Para promover uma forma mais crítica e inovadora de diagnosticar crises e problemas na sociedade, combinamos o tema da história como diagnóstico com o interesse pela necessidade de teorização independente. Antes de apresentarmos os artigos incluídos no número, faremos um breve esboço de uma história da ‘história como diagnóstico’ e diremos algumas palavras sobre os antecedentes do tema.
O antigo conceito grego de diagnóstico está etimologicamente conectado ao conhecimento ( gnose ) e à separação ( dia -) e relacionado ao verbo grego diagnostickein , que significava examinar cuidadosamente e distinguir fenômenos anormais em um contexto médico. O conceito combinava, assim, uma dimensão de conhecimento e uma dimensão de percepção criteriosa com referência a uma condição normal ou saudável. Vale a pena notar a proximidade de significado para dois outros conceitos gregos que têm sido fundamental para o conceito de crítica: Krisis (acórdão, a separação, a decisão) e Diakrisis (discernimento, distinção) (Kudlien, 1971- 2007 ).
Embora as metáforas médicas ou doenças, curas e médicos já fossem usados na antiga historiografia e pensamento político por Tucídides, Platão e Polibios entre outros ( Demandt, 1978 , pp. 25-27), foi sobretudo a partir do final do século XVIII e no século século XIX que a aplicação de conceitos e metáforas médicas à sociedade tornou-se influente na historiografia. Com o desenvolvimento da forma moderna de pensamento histórico e a ideia de ‘História’ como um processo coerente, ‘crise’ tornou-se uma ferramenta conceitual central para fazer diagnósticos do presente ( Koselleck, 1972) Koselleck apontou para o caráter dualista e moralista problemático do conceito de crise usado no discurso político que conduziu à Revolução Francesa. O tipo de filosofia da história desenvolvida durante o final do século XVIII tendia a ocultar a natureza controversa da “crise” e a naturalizá-la em termos de “desenvolvimento histórico” ( Koselleck, 1959 ).

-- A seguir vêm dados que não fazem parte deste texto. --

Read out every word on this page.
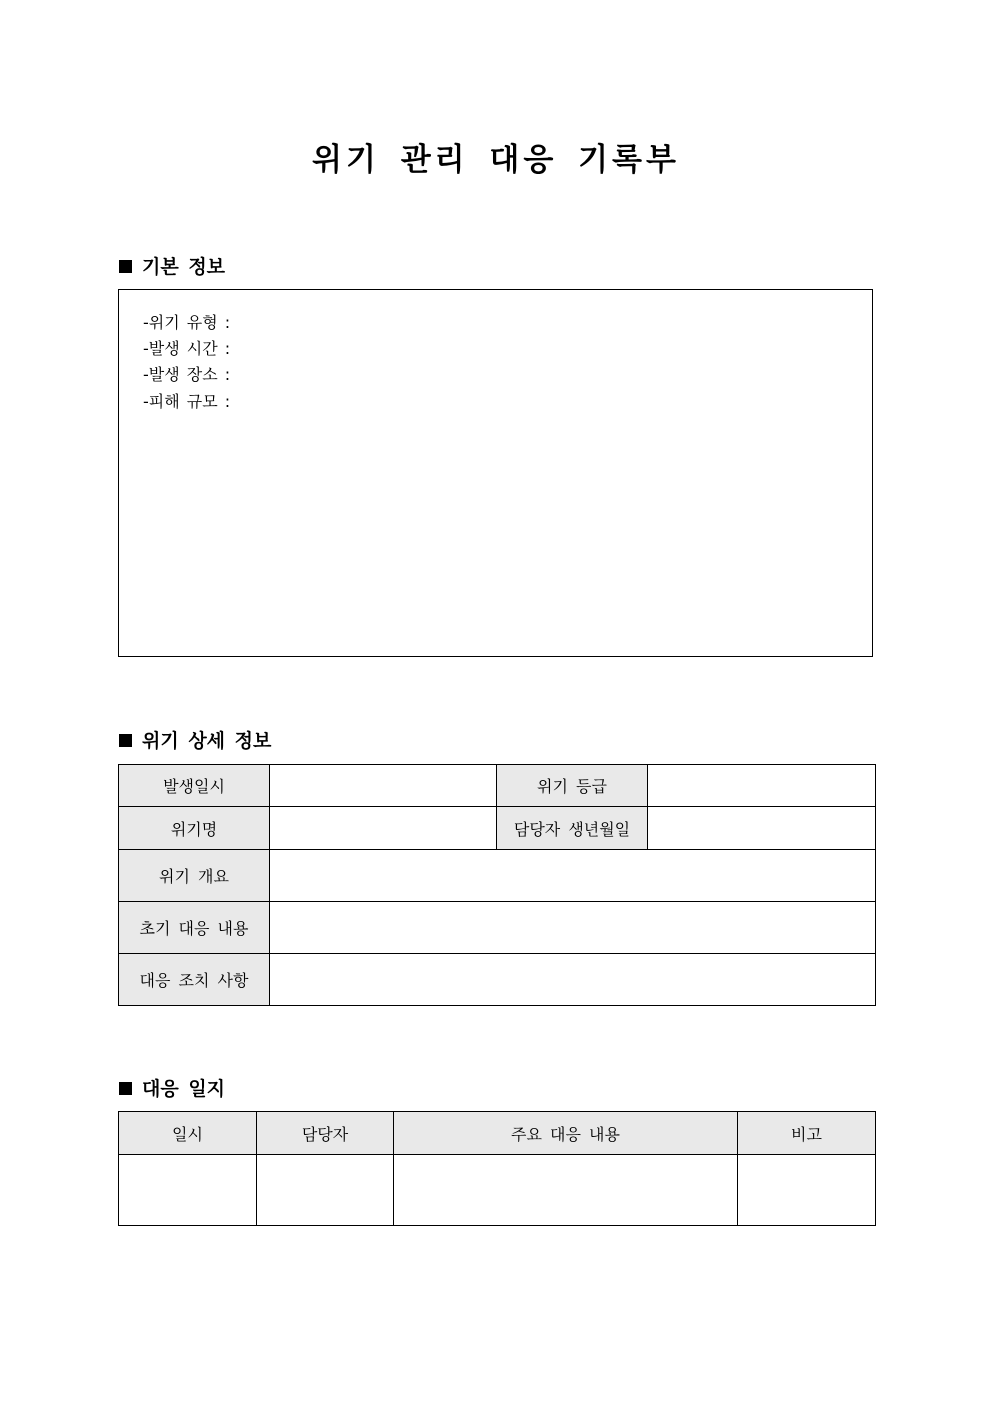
위기 관리 대응 기록부
기본 정보
-위기 유형 :
-발생 시간 :
-발생 장소 :
-피해 규모 :
위기 상세 정보
발생일시		위기 등급	
위기명		담당자 생년월일	
위기 개요			
초기 대응 내용			
대응 조치 사항			
대응 일지
일시	담당자	주요 대응 내용	비고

Um fio importante na história do diagnóstico é a tradição da filosofia social, com a crítica de Rousseau à civilização moderna como um dos primeiros casos. Como aponta Honneth, um aspecto típico de tais diagnósticos é a identificação de tendências negativas de desenvolvimento, como alienação e desigualdade. ‘Crise’, neste contexto, tem sido freqüentemente usada para chamar a atenção para uma situação alarmante e um ponto de inflexão iminente, bem como para prognosticar o fim da era atual. A análise crítica de Marx do capitalismo moderno, que tem sido uma grande fonte de inspiração para o pensamento diagnóstico no século XX, é um exemplo chave ( Honneth, 2000 ; Habermas, 1973 ).
Durante o século XIX, o uso de conceitos médicos e biológicos no pensamento social tornou-se influente por meio da preferência por metáforas organicistas no romantismo, os triunfos da medicina, a influência do darwinismo e o surgimento de visões de mundo vitalistas e naturalistas. Problemas sociais, culturais e políticos eram tratados em termos de doenças e ‘degeneração’. Com referência a uma evolução esperada ou florescimento cultural, os fenômenos sociais e culturais contemporâneos que se desviaram de tais expectativas podem parecer patológicos. Foi especialmente no final do século XIX e no início do século XX que o “diagnóstico” tornou-se explicitamente usado como uma forma de crítica cultural, significativamente nos diagnósticos de Nietzsche de que a cultura europeia sofria de um excesso de conhecimento histórico e ,mais fundamentalmente, do niilismo. A psicanálise de Freud também se tornou uma fonte vital de inspiração para perspectivas diagnósticas de distúrbios psicológicos e políticos, mais obviamente talvez na Escola de Frankfurt, uma das principais correntes de pensamento empenhadas em fazer diagnósticos do presente ( Honneth, 2007 ; 2001 ).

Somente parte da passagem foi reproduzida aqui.